El mundo no siempre fue como lo conocemos. Hubo un tiempo en que el caos era absoluto. Bestias colosales, encarnaciones vivientes de los elementos primordiales, gobernaban con una ferocidad que desafiaba toda imaginación. Tan poderosas eran que incluso Erebus, el dios de la creación y el equilibrio, temía enfrentarlas. Bajo su sombra, las razas mortales no eran más que un eco frágil, condenadas a una lucha desesperada por sobrevivir.
En aquel entonces, todo giraba en torno a la Energía Elemental, una fuerza ancestral que fluía a través de la esencia misma de la existencia. Para los mortales, era apenas una chispa inalcanzable. Para las bestias, una extensión natural de su poder. Por donde caminaban, las montañas se alzaban, los océanos se agitaban y las tormentas desataban su furia. Para Erebus, estas criaturas eran más que una amenaza; Eran el caos personificado, una afrenta directa a su creación y al equilibrio que había jurado proteger.
No pudo quedarse de brazos cruzados. Lleno de pesar, el dios descendió al mundo para enfrentarlas. La batalla que siguió fue como ninguna otra. Los cielos se desgarraron y la tierra tembló bajo la magnitud del enfrentamiento. Pero ni siquiera Erebus podía destruirlas; Eran demasiado poderosas. Finalmente, encontré una solución. Utilizó su poder divino para separar las almas de las bestias de sus cuerpos, vendiéndolas en prisiones que existían más allá del tiempo y el espacio. Con ello, el mundo fue liberado de su amenaza. Pero el precio fue alto: Erebus quedó debilitado, y la tierra misma, marcada por las cicatrices de su sacrificio.
Con las bestias fuera de escena, llegó una era de prosperidad. Los mortales construyeron reinos, exploraron los secretos de la Energía Elemental y vivieron en paz. Pero esa paz no es difícil. Desde las sombras surgieron los demonios, una raza despiadada liderada por el temible Rey Demonio. Con él marchaban los Akumas, criaturas salvajes sin voluntad propia, y sus más temidos generales: los Siete Ángeles de la Muerte. La oscuridad que trajeron consigo fue devastadora. Uno a uno, los reinos cayeron bajo su asalto, dejando tras de sí un mundo teñido de sangre y desesperanza.
Desesperados, los mortales clamaron una vez más a Erebus. Aunque debilitado, el dios escuchó su llamado. Pero esta vez no había bestias que vender ni una solución fácil ya que aún se encontraba débil. Así que tomó una decisión drástica: sacrificó lo que quedaba de su divinidad y, con ello, forjar las primeras Reikens. Espadas, imbuidas con fragmentos del alma de las bestias que combatió y selló hace mucho, otorgaban a su portador un poder inimaginable.

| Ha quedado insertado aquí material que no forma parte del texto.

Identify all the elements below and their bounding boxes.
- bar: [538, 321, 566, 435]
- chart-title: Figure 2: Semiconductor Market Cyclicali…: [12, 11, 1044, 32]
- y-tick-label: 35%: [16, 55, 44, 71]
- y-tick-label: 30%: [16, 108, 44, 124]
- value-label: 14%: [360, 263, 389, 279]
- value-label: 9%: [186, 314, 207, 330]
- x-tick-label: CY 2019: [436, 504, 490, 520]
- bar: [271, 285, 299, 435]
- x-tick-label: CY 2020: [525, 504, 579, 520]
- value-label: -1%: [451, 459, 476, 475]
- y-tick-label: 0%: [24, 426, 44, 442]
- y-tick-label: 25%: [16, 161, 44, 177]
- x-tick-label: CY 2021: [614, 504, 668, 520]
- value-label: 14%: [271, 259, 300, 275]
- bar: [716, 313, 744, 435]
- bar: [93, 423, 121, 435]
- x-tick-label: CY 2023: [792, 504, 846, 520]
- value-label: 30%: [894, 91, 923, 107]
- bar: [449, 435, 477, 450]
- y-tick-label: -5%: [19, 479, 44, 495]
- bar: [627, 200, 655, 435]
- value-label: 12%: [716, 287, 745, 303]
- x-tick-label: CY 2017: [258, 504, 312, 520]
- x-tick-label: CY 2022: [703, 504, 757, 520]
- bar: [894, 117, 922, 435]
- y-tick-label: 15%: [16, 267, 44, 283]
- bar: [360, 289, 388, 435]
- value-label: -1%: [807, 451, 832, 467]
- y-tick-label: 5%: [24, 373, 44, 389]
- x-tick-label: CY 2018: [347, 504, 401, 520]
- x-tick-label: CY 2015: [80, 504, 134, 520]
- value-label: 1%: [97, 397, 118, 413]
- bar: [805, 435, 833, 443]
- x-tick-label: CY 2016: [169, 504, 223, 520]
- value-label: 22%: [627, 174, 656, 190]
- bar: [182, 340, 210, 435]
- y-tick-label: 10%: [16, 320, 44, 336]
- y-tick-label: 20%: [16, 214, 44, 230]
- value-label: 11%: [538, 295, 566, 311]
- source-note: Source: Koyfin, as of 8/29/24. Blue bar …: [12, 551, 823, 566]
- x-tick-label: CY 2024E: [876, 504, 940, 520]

Con las Reikens, los mortales finalmente tuvieron esperanza. Pero el Rey Demonio, astuto y despiadado, no tardó en contraatacar. Capturó a Erebus y lo obligó a forjar Reikens para su ejército. Estas armas, eran corruptas y envueltas en la oscuridad. Una vez completadas, Erebus fue ejecutado sin piedad.
Lo que siguió fue una guerra sin precedentes: Reiken contra Reiken. Las batallas dejaron al mundo al borde del colapso. Los demonios parecían invencibles hasta que, un guerrero anónimo, un héroe, surgió para liderar la resistencia. Su habilidad y valentía rivalizaban incluso con los Siete Ángeles de la Muerte y el propio Rey Demonio. Con otros portadores de Reikens a su lado, se enfrentó a las fuerzas demoníacas en una batalla final que sacudió los cimientos de la creación. Al final, el Rey Demonio junto a los siete ángeles de la muerte fueron derrotados y los demonios, desterrados a las tierras áridas de las Sombras Eternas, un lugar donde la luz jamás llega.
Sin embargo, la victoria no fue completa. Muchas Reikens se perdieron, el guerrero anónimo cayó, y su Reiken desapareció en el olvido. Los sobrevivientes aprendieron una amarga lección: la paz nunca es eterna. Es por eso que se dedicaron a entrenar a nuevas generaciones de guerreros, manteniendo vivo el legado de los Reikens.
Hoy, más de diez mil años después, el mundo parece haber olvidado aquella guerra. Pero las cicatrices del pasado nunca desaparecen y la paz nunca es eterna.